Matthew is a Computer Systems Engineer in the Usable Software Systems Group (Scientific Data Division).
He works with the Lab's Science IT team, leading design and development on a web portal and REST API that centralize management of cluster users, projects, and computing quotas on Berkeley Research IT's Savio supercluster and the Lab's Lawrencium supercluster.
He also works with scientists running the MINOS and BDC radiological data services in the Nuclear Science Division's Applied Nuclear Physics program, developing new features, managing deployments, and ingesting data into the systems.
Lastly, he works with the Energy Efficiency Standards group in the Energy Technologies Area, serving as a full-stack engineer on a data collection tool.
He received a B.A. in Computer Science from the University of California, Berkeley in 2018.

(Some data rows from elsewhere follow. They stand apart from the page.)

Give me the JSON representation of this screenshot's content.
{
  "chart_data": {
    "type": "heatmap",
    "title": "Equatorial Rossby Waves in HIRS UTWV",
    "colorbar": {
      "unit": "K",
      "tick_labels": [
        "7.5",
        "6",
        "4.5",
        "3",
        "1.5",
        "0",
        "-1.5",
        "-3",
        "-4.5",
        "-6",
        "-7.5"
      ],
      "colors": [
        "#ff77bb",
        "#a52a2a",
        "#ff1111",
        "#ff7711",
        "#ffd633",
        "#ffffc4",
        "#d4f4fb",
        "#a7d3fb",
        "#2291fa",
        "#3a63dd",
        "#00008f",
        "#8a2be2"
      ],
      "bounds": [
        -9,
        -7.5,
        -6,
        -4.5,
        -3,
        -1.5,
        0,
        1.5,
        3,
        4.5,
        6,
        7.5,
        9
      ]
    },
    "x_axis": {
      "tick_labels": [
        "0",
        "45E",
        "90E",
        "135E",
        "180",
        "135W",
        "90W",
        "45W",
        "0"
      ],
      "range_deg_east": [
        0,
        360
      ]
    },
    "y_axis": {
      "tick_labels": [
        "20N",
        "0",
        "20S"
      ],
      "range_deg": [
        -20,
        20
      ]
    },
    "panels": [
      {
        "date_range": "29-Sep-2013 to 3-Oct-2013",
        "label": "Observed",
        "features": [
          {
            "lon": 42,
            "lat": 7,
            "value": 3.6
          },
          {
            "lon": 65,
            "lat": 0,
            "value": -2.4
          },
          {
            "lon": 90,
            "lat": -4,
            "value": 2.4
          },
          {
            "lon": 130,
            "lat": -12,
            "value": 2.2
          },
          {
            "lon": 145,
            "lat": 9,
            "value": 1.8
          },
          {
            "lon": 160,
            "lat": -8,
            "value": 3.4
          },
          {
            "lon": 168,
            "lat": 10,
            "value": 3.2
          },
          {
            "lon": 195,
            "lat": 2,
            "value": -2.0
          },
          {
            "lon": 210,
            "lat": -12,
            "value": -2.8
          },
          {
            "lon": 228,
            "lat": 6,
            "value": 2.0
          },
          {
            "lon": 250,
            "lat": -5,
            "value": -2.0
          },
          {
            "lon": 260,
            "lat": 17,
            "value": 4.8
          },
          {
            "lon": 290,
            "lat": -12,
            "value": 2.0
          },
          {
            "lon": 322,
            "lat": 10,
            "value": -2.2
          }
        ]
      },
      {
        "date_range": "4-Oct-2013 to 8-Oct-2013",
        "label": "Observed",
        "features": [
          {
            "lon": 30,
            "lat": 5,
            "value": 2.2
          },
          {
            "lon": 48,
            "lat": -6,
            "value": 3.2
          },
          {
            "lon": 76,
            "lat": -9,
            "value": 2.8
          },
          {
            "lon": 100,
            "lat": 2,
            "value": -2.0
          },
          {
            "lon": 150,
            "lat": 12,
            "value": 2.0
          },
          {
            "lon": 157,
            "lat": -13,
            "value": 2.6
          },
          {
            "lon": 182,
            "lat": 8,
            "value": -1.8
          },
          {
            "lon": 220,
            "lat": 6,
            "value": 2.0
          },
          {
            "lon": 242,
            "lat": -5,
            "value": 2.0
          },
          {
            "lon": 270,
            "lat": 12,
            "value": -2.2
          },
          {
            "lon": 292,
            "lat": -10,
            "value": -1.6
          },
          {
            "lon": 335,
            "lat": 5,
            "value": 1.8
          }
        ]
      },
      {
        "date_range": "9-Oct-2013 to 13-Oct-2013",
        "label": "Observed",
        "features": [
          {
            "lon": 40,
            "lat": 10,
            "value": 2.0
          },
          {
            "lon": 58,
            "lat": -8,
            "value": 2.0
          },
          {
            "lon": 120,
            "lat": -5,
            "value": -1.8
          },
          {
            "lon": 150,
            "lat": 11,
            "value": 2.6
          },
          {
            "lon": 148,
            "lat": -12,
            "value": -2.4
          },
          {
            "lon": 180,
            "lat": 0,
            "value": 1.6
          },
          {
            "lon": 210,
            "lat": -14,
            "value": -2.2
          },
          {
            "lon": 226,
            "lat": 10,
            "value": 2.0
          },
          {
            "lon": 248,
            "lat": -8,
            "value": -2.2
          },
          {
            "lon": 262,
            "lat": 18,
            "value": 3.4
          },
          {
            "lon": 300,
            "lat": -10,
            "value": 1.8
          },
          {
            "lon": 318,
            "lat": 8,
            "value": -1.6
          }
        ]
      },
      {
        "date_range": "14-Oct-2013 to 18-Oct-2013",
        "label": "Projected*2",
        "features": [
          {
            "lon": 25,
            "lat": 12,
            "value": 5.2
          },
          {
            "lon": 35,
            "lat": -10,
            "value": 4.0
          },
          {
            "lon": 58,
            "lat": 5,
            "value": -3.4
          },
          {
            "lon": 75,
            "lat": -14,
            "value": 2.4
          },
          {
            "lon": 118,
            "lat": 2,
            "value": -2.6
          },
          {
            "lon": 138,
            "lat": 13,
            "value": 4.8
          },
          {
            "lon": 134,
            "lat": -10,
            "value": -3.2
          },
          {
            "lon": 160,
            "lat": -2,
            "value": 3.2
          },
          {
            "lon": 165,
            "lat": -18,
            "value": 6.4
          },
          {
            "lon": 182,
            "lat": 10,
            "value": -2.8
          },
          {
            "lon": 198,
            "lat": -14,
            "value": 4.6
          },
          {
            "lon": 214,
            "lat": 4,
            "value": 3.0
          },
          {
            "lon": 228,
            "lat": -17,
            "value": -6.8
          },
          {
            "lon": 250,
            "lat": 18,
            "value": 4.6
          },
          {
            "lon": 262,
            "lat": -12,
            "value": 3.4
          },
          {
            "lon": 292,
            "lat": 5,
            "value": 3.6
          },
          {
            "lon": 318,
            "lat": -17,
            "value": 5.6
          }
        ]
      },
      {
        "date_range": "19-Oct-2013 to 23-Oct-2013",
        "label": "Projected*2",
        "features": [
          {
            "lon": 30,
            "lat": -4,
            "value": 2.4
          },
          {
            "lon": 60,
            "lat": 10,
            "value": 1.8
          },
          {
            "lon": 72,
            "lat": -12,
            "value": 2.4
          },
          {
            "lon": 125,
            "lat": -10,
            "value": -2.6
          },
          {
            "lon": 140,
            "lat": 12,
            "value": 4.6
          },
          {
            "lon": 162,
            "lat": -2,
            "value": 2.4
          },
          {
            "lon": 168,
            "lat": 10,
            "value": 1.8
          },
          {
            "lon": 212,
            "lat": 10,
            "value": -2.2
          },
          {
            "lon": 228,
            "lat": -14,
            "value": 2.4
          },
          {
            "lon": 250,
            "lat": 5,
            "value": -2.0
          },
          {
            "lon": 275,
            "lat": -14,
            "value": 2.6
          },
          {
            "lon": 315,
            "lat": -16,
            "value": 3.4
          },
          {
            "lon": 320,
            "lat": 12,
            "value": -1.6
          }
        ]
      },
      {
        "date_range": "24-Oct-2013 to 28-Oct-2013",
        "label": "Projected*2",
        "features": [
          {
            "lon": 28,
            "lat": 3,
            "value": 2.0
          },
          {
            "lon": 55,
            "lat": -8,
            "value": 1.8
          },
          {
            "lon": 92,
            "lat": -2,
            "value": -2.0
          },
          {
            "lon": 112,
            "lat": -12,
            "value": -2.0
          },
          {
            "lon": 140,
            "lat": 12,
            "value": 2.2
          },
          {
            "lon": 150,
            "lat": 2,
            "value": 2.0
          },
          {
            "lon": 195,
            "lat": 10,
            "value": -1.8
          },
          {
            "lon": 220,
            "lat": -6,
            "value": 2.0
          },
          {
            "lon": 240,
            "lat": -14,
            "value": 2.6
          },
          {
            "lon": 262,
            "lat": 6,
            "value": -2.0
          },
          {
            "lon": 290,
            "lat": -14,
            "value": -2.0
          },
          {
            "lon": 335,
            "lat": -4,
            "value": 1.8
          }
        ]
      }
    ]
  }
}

Matthew Li, Nicolas Chan, Viraat Chandra, Krishna Muriki, "Cluster Usage Policy Enforcement Using Slurm Plugins and an HTTP API", Practice and Experience in Advanced Research Computing, New York, NY, USA, Association for Computing Machinery, July 26, 2020, 232–238, doi: 10.1145/3311790.3397341
Managing and limiting cluster resource usage is a critical task for computing clusters with a large number of users. By enforcing usage limits, cluster managers are able to ensure fair availability for all users, bill users accordingly, and prevent the abuse of cluster resources. As this is such a common problem, there are naturally many existing solutions. However, to allow for greater control over usage accounting and submission behavior in Slurm, we present a system composed of: a web API which exposes accounting data; Slurm plugins that communicate with a REST-like HTTP implementation of that API; and client tools that use it to report usage. Key advantages of our system include a customizable resource accounting formula based on job parameters, preemptive blocking of user jobs at submission time, project-level and user-level resource limits, and support for the development of other web and command-line clients that query the extensible web API. We deployed this system on Berkeley Research Computing’s institutional cluster, Savio, allowing us to automatically collect and store accounting data, and thereby easily enforce our cluster usage policy.